I certainly don’t have the answer and each situation will be unique; this isn’t a one size fits all discussion. Yet… I feel compelled to tell you that I think you owe them something.
Countless times my horse has helped me, kept me safe and saved my ass from serious injury. He’d rather sit in a field and eat grass all day… but he doesn’t. He goes on trail rides, practices canter transitions and jumps solid objects all because I asked him to. These experiences have made us partners, a team. And I believe that you owe your teammates your respect. To truly respect someone, you treat them as you would want to be treated.
So I’m telling you right here, right now, that I think it’s our responsibility as riders and equestrians to have our horse’s best interests at heart. Always. Sure, we make mistakes and sometimes the decisions we make turn out not to be the right ones. That’s part of life. But if you’re not doing all that you can to make the best decision with the information you’ve got, then you’re wrong.

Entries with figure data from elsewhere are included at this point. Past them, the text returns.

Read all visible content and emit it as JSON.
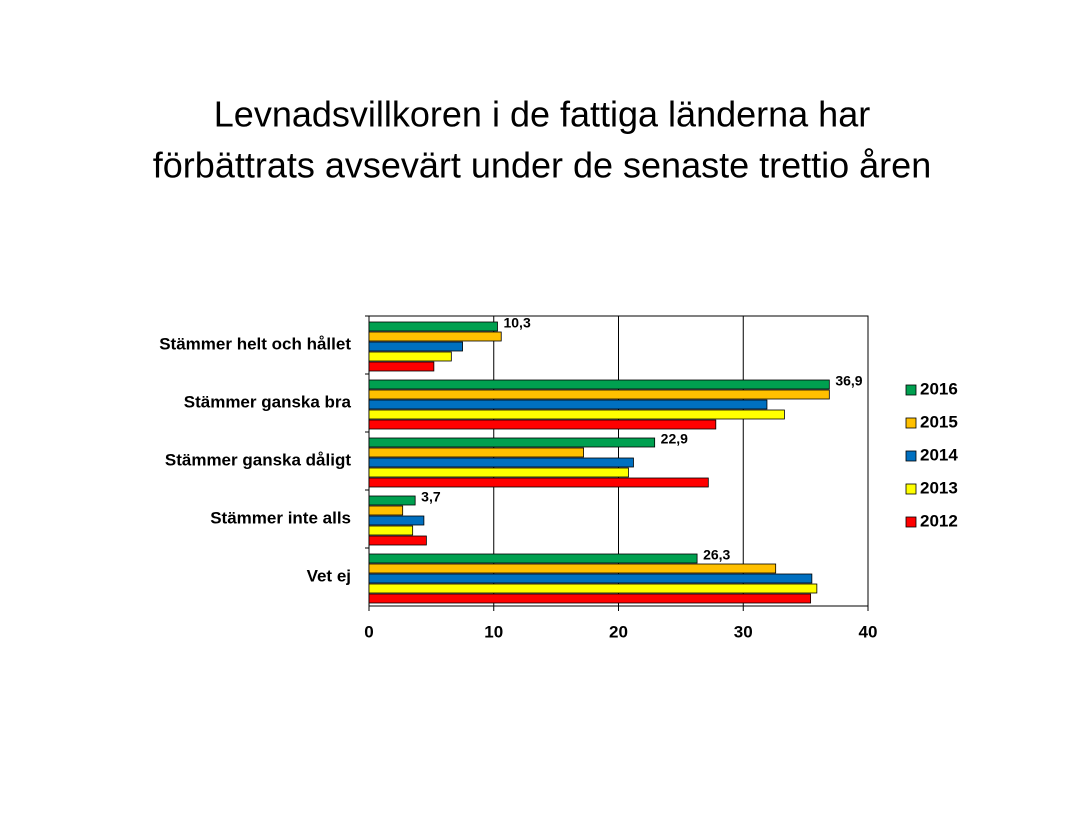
{
  "chart_data": {
    "type": "hbar",
    "title": [
      "Levnadsvillkoren i de fattiga länderna har",
      "förbättrats avsevärt under de senaste trettio åren"
    ],
    "categories": [
      "Stämmer helt och hållet",
      "Stämmer ganska bra",
      "Stämmer ganska dåligt",
      "Stämmer inte alls",
      "Vet ej"
    ],
    "series": [
      {
        "name": "2016",
        "color": "#00a050",
        "values": [
          10.3,
          36.9,
          22.9,
          3.7,
          26.3
        ],
        "value_labels": [
          "10,3",
          "36,9",
          "22,9",
          "3,7",
          "26,3"
        ]
      },
      {
        "name": "2015",
        "color": "#ffc000",
        "values": [
          10.6,
          36.9,
          17.2,
          2.7,
          32.6
        ]
      },
      {
        "name": "2014",
        "color": "#0070c0",
        "values": [
          7.5,
          31.9,
          21.2,
          4.4,
          35.5
        ]
      },
      {
        "name": "2013",
        "color": "#ffff00",
        "values": [
          6.6,
          33.3,
          20.8,
          3.5,
          35.9
        ]
      },
      {
        "name": "2012",
        "color": "#ff0000",
        "values": [
          5.2,
          27.8,
          27.2,
          4.6,
          35.4
        ]
      }
    ],
    "xlim": [
      0,
      40
    ],
    "xticks": [
      0,
      10,
      20,
      30,
      40
    ],
    "grid": true,
    "legend": "right"
  }
}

For example, I don’t agree with discarding a horse the second he or she needs a break or to step down. That’s not to say I don’t think it’s perfectly fine to sell a horse that can no longer compete at your level — but if that’s the route you choose to go, I do think you have a responsibility to find your horse a good, high-quality home; not necessarily the first person who shows up with a check. I understand it’s not easy. I know that many times, as equestrians who love our horses, we have to make a hard choice to say goodbye or step down ourselves when our horses need a break.
But making those hard choices is part of the responsibility of being an equestrian.
What are your thoughts? Do you think we owe our horses anything in their retirement? Do you have a plan for when your horse needs to step down?